The bills also would give the nurses a voice in designing and implementing staffing systems that model future needs, deploy “floaters” to cover gaps, and provide further adjustments to better serve patients needing extra attention. That’s the kind of flexibility and forward thinking essential to providing proper care for all patients, especially on days when Danella needs up to 90 minutes just to feed three people.
“You prioritize your work,” said Danella, explaining how she handles the constant stream of text messages alerting her to more tasks assigned to her throughout her shift. “You just somehow get through the day, and you manage.”
Although Danella relies on her experience to handle whatever the hospital throws at her, industry-wide understaffing puts patients around the country at risk.
In Washington, for example, another state where union members are fighting for safe staffing levels, 48 percent of health care workers in a recent survey cited incidents of patient harm or deaths due to understaffing.
And in Michigan, where union workers have spent years fighting for minimum staffing ratios, 42 percent of nurses recently reported knowing of patients who died because of short-staffing. In 2020, nurses at a Detroit hospital filed a lawsuit claiming they were illegally fired for pointing out that short-staffing contributed to dozens of unnecessary deaths in the emergency department.

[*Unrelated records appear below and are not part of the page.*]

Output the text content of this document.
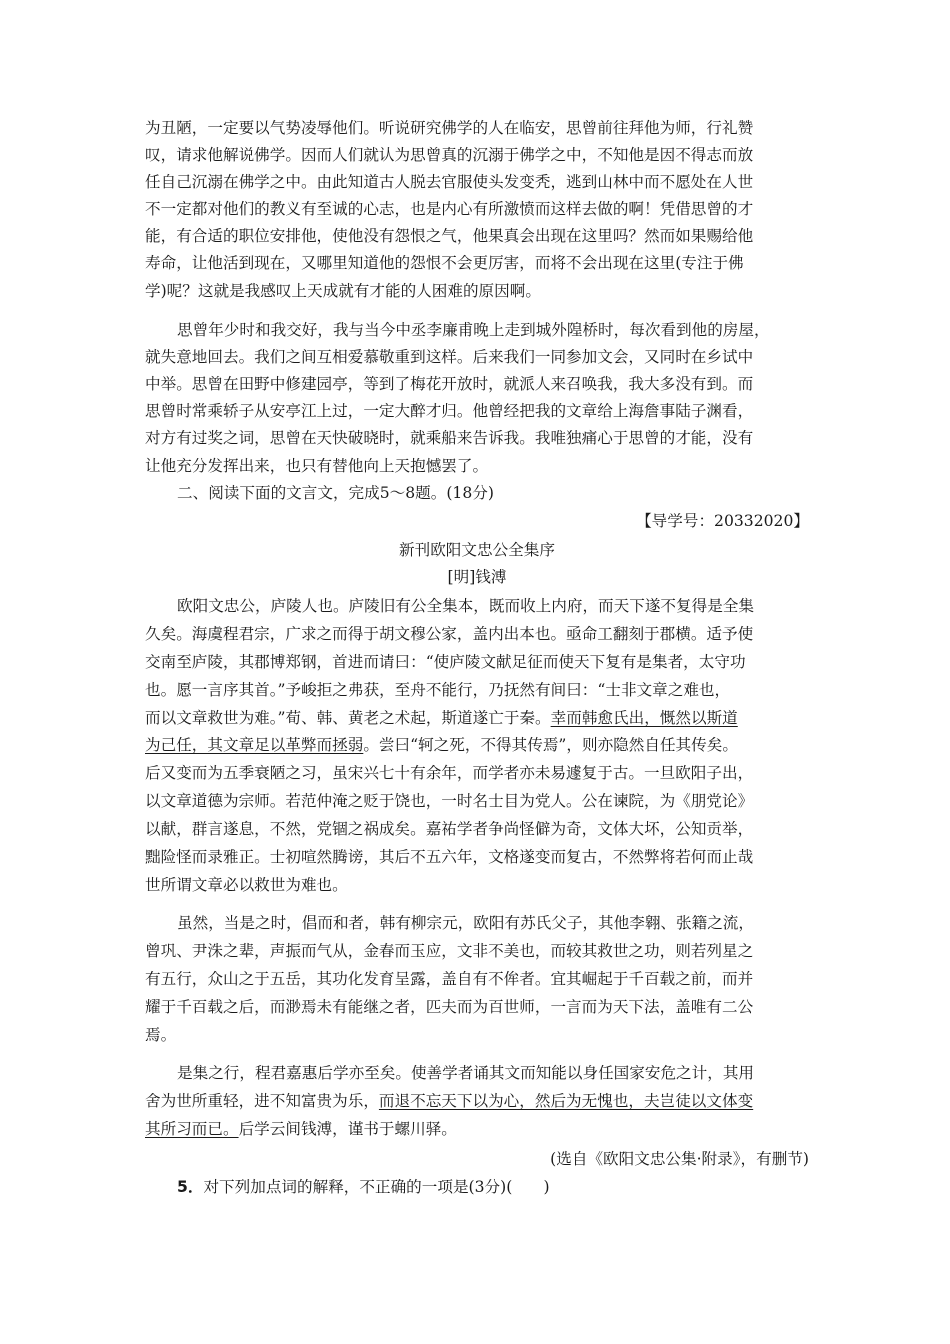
为丑陋，一定要以气势凌辱他们。听说研究佛学的人在临安，思曾前往拜他为师，行礼赞
叹，请求他解说佛学。因而人们就认为思曾真的沉溺于佛学之中，不知他是因不得志而放
任自己沉溺在佛学之中。由此知道古人脱去官服使头发变秃，逃到山林中而不愿处在人世
不一定都对他们的教义有至诚的心志，也是内心有所激愤而这样去做的啊！凭借思曾的才
能，有合适的职位安排他，使他没有怨恨之气，他果真会出现在这里吗？然而如果赐给他
寿命，让他活到现在，又哪里知道他的怨恨不会更厉害，而将不会出现在这里(专注于佛
学)呢？这就是我感叹上天成就有才能的人困难的原因啊。
思曾年少时和我交好，我与当今中丞李廉甫晚上走到城外隍桥时，每次看到他的房屋，
就失意地回去。我们之间互相爱慕敬重到这样。后来我们一同参加文会，又同时在乡试中
中举。思曾在田野中修建园亭，等到了梅花开放时，就派人来召唤我，我大多没有到。而
思曾时常乘轿子从安亭江上过，一定大醉才归。他曾经把我的文章给上海詹事陆子渊看，
对方有过奖之词，思曾在天快破晓时，就乘船来告诉我。我唯独痛心于思曾的才能，没有
让他充分发挥出来，也只有替他向上天抱憾罢了。
二、阅读下面的文言文，完成5～8题。(18分)
【导学号：20332020】
新刊欧阳文忠公全集序
[明]钱溥
欧阳文忠公，庐陵人也。庐陵旧有公全集本，既而收上内府，而天下遂不复得是全集
久矣。海虞程君宗，广求之而得于胡文穆公家，盖内出本也。亟命工翻刻于郡横。适予使
交南至庐陵，其郡博郑钢，首进而请曰：“使庐陵文献足征而使天下复有是集者，太守功
也。愿一言序其首。”予峻拒之弗获，至舟不能行，乃抚然有间曰：“士非文章之难也，
而以文章救世为难。”荀、韩、黄老之术起，斯道遂亡于秦。幸而韩愈氏出，慨然以斯道
为己任，其文章足以革弊而拯弱。尝曰“轲之死，不得其传焉”，则亦隐然自任其传矣。
后又变而为五季衰陋之习，虽宋兴七十有余年，而学者亦未易遽复于古。一旦欧阳子出，
以文章道德为宗师。若范仲淹之贬于饶也，一时名士目为党人。公在谏院，为《朋党论》
以献，群言遂息，不然，党锢之祸成矣。嘉祐学者争尚怪僻为奇，文体大坏，公知贡举，
黜险怪而录雅正。士初喧然腾谤，其后不五六年，文格遂变而复古，不然弊将若何而止哉
世所谓文章必以救世为难也。
虽然，当是之时，倡而和者，韩有柳宗元，欧阳有苏氏父子，其他李翱、张籍之流，
曾巩、尹洙之辈，声振而气从，金春而玉应，文非不美也，而较其救世之功，则若列星之
有五行，众山之于五岳，其功化发育呈露，盖自有不侔者。宜其崛起于千百载之前，而并
耀于千百载之后，而渺焉未有能继之者，匹夫而为百世师，一言而为天下法，盖唯有二公
焉。
是集之行，程君嘉惠后学亦至矣。使善学者诵其文而知能以身任国家安危之计，其用
舍为世所重轻，进不知富贵为乐，而退不忘天下以为心，然后为无愧也，夫岂徒以文体变
其所习而已。后学云间钱溥，谨书于螺川驿。
(选自《欧阳文忠公集·附录》，有删节)
5．对下列加点词的解释，不正确的一项是(3分)(　　)
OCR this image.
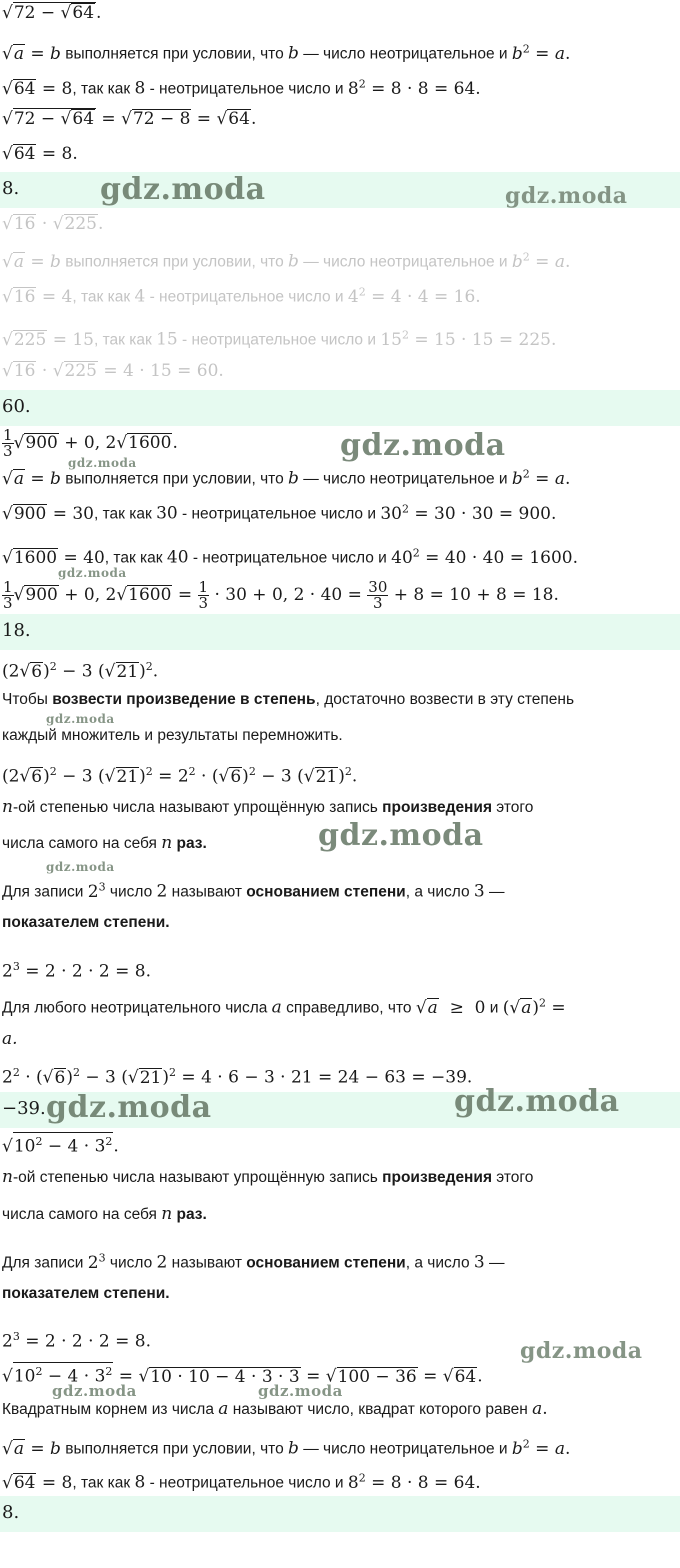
√72 − √64 .
√a = b выполняется при условии, что b — число неотрицательное и $b^2 = a$.
√64 = 8, так как 8 - неотрицательное число и $8^2 = 8 \cdot 8 = 64$.
√72 − √64 = √72 − 8 = √64.
√64 = 8.
8.	gdz.moda	gdz.moda
√16 · √225.
√a = b выполняется при условии, что b — число неотрицательное и $b^2 = a$.
√16 = 4, так как 4 - неотрицательное число и $4^2 = 4 \cdot 4 = 16$.
√225 = 15, так как 15 - неотрицательное число и $15^2 = 15 \cdot 15 = 225$.
√16 · √225 = 4 · 15 = 60.
60.
$\frac{1}{3} √900 + 0$, 2√1600.	gdz.moda
√a = b выполняется при условии, что b — число неотрицательное и $b^2 = a$.
gdz.moda
√900 = 30, так как 30 - неотрицательное число и $30^2 = 30 \cdot 30 = 900$.
√1600 = 40, так как 40 - неотрицательное число и $40^2 = 40 \cdot 40 = 1600$.
gdz.moda
$\frac{1}{3} √900 + 0$, $2√1600 = \frac{1}{3} \cdot 30 + 0$, $2 \cdot 40 = \frac{30}{3} + 8 = 10 + 8 = 18$.
18.
$(2√6)^2 - 3$ $(√21)^2$.
Чтобы возвести произведение в степень, достаточно возвести в эту степень
gdz.moda
каждый множитель и результаты перемножить.
$(2√6)^2 - 3$ $(√21)^2 = 2^2 \cdot (√6)^2 - 3$ $(√21)^2$.
n-ой степенью числа называют упрощённую запись произведения этого
числа самого на себя n раз.	gdz.moda
gdz.moda
Для записи $2^3$ число 2 называют основанием степени, а число 3 —
показателем степени.
$2^3 = 2 \cdot 2 \cdot 2 = 8$.
Для любого неотрицательного числа a справедливо, что √a  ≥  0 и $(√a)^2$ =
a.
$2^2 \cdot (√6)^2 - 3$ $(√21)^2 = 4 \cdot 6 - 3 \cdot 21 = 24 - 63 = -39$.
−39. gdz.moda	gdz.moda
$√10^2 - 4 \cdot 3^2$.
n-ой степенью числа называют упрощённую запись произведения этого
числа самого на себя n раз.
Для записи $2^3$ число 2 называют основанием степени, а число 3 —
показателем степени.
$2^3 = 2 \cdot 2 \cdot 2 = 8$.	gdz.moda
$√10^2 - 4 \cdot 3^2 = √10 \cdot 10 - 4 \cdot 3 \cdot 3 = √100 - 36 = √64$.
gdz.moda	gdz.moda
Квадратным корнем из числа a называют число, квадрат которого равен a.
√a = b выполняется при условии, что b — число неотрицательное и $b^2 = a$.
√64 = 8, так как 8 - неотрицательное число и $8^2 = 8 \cdot 8 = 64$.
8.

The Safe Patient Care Act, legislation that would have required hospitals to meet minimum staffing levels for registered nurses, died in Michigan’s Republican-controlled legislature during the 2022 session. Now, Jackie Anklam, president of USW Local 9899, hopes the Democratic majorities that took control of both chambers in January will enact minimum ratios for nurses and other groups of health care workers as well.

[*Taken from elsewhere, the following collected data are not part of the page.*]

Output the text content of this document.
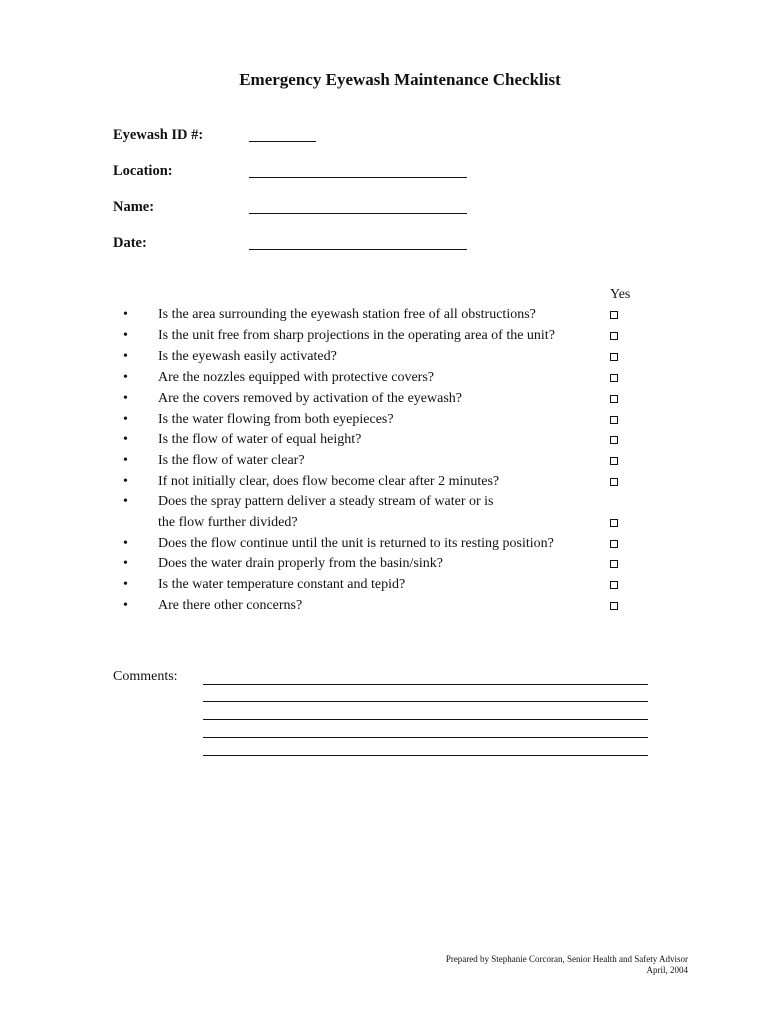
Emergency Eyewash Maintenance Checklist
Eyewash ID #:
Location:
Name:
Date:
Yes
• Is the area surrounding the eyewash station free of all obstructions?
• Is the unit free from sharp projections in the operating area of the unit?
• Is the eyewash easily activated?
• Are the nozzles equipped with protective covers?
• Are the covers removed by activation of the eyewash?
• Is the water flowing from both eyepieces?
• Is the flow of water of equal height?
• Is the flow of water clear?
• If not initially clear, does flow become clear after 2 minutes?
• Does the spray pattern deliver a steady stream of water or is
the flow further divided?
• Does the flow continue until the unit is returned to its resting position?
• Does the water drain properly from the basin/sink?
• Is the water temperature constant and tepid?
• Are there other concerns?
Comments:
Prepared by Stephanie Corcoran, Senior Health and Safety Advisor
April, 2004
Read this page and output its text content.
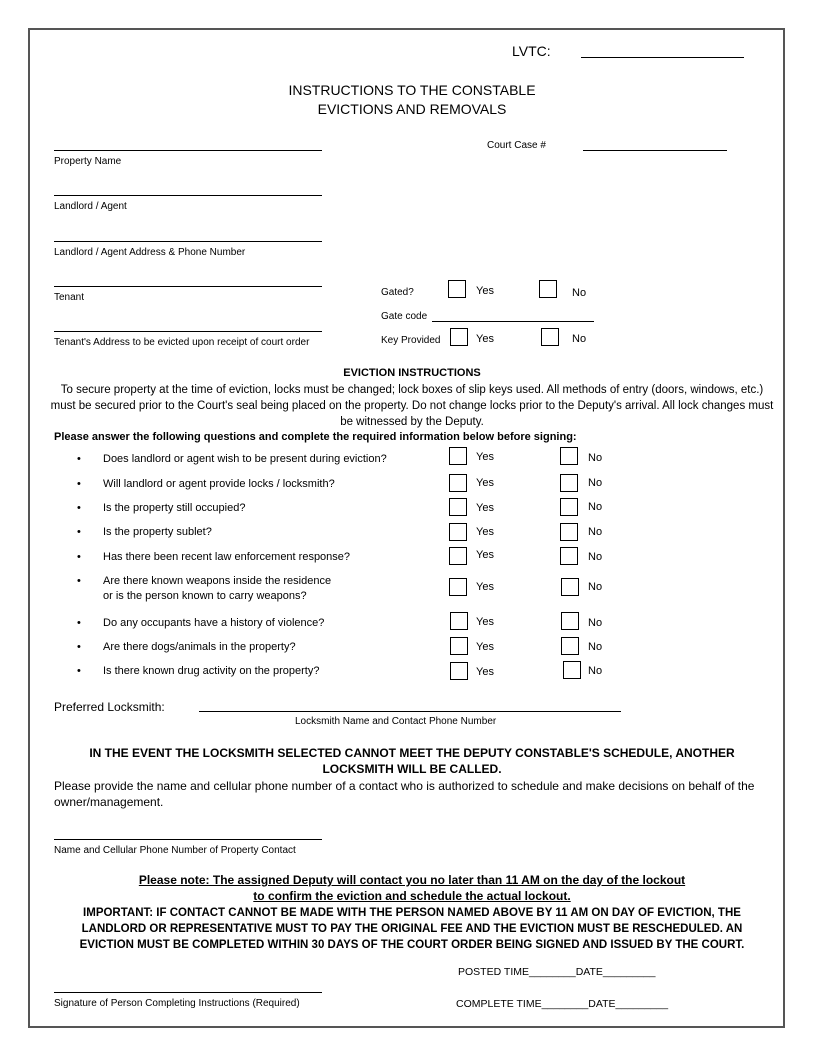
LVTC:
INSTRUCTIONS TO THE CONSTABLE
EVICTIONS AND REMOVALS
Property Name
Court Case #
Landlord / Agent
Landlord / Agent Address & Phone Number
Tenant	Gated?	Yes	No
Gate code
Tenant's Address to be evicted upon receipt of court order	Key Provided	Yes	No
EVICTION INSTRUCTIONS
To secure property at the time of eviction, locks must be changed; lock boxes of slip keys used. All methods of entry (doors, windows, etc.) must be secured prior to the Court's seal being placed on the property. Do not change locks prior to the Deputy's arrival. All lock changes must be witnessed by the Deputy.
Please answer the following questions and complete the required information below before signing:
• Does landlord or agent wish to be present during eviction?	Yes	No
• Will landlord or agent provide locks / locksmith?	Yes	No
• Is the property still occupied?	Yes	No
• Is the property sublet?	Yes	No
• Has there been recent law enforcement response?	Yes	No
• Are there known weapons inside the residence
or is the person known to carry weapons?
Yes	No
• Do any occupants have a history of violence?	Yes	No
• Are there dogs/animals in the property?	Yes	No
• Is there known drug activity on the property?	Yes	No
Preferred Locksmith:
Locksmith Name and Contact Phone Number
IN THE EVENT THE LOCKSMITH SELECTED CANNOT MEET THE DEPUTY CONSTABLE'S SCHEDULE, ANOTHER
LOCKSMITH WILL BE CALLED.
Please provide the name and cellular phone number of a contact who is authorized to schedule and make decisions on behalf of the owner/management.
Name and Cellular Phone Number of Property Contact
Please note: The assigned Deputy will contact you no later than 11 AM on the day of the lockout
to confirm the eviction and schedule the actual lockout.
IMPORTANT: IF CONTACT CANNOT BE MADE WITH THE PERSON NAMED ABOVE BY 11 AM ON DAY OF EVICTION, THE LANDLORD OR REPRESENTATIVE MUST TO PAY THE ORIGINAL FEE AND THE EVICTION MUST BE RESCHEDULED. AN EVICTION MUST BE COMPLETED WITHIN 30 DAYS OF THE COURT ORDER BEING SIGNED AND ISSUED BY THE COURT.
POSTED TIME________DATE_________
Signature of Person Completing Instructions (Required)	COMPLETE TIME________DATE_________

“It should be for all,” stressed Anklam, whose local represents hundreds of workers at Ascension St. Mary’s Hospital in Saginaw, noting union members in every department contribute to a collective lifesaving mission.
Anklam said current shortages force pharmacy technicians into brutally long days. Short-staffing also traps certified nursing assistants with high caseloads. And instead of hiring more environmental services workers, she said, the hospital increases workloads.
The staffing crisis affects not only hospitals but facilities across the continuum of care.
The USW and other unions want the Centers for Medicare and Medicaid Services (CMS) to establish minimum staffing levels at nursing homes and other long-term care facilities, funded largely with federal dollars, that serve growing numbers of aging Americans.
The ratios would not only save lives but also decrease the amount of time residents wait for therapy as well as help dressing, bathing, and using the restroom.
In addition, Chris Sova, a registered nurse and president of USW Local 15301, said minimum staffing would help to address the stress that workers experience as they race to answer one call bell after another.
“In the background, it’s a constant dinging,” said Sova, whose members at Bay County Medical Care Facility in Essexville, Michigan, take pride—despite their own staffing challenges—in answering call bells at high speed.
“It’s like the water dripping in the middle of the night,” Sova said. “It’s just one of the many things wearing on you.”
While workers receive extra pay because of short staffing, he added, “they just want more help.”
Danella knows that the hospital industry will continue to oppose staffing minimums and cut corners to fatten their bottom lines. But she said union workers refuse to back down because continuing shortages will only exacerbate staff turnover and put even more lives at risk.
“It’s just a domino effect,” she said.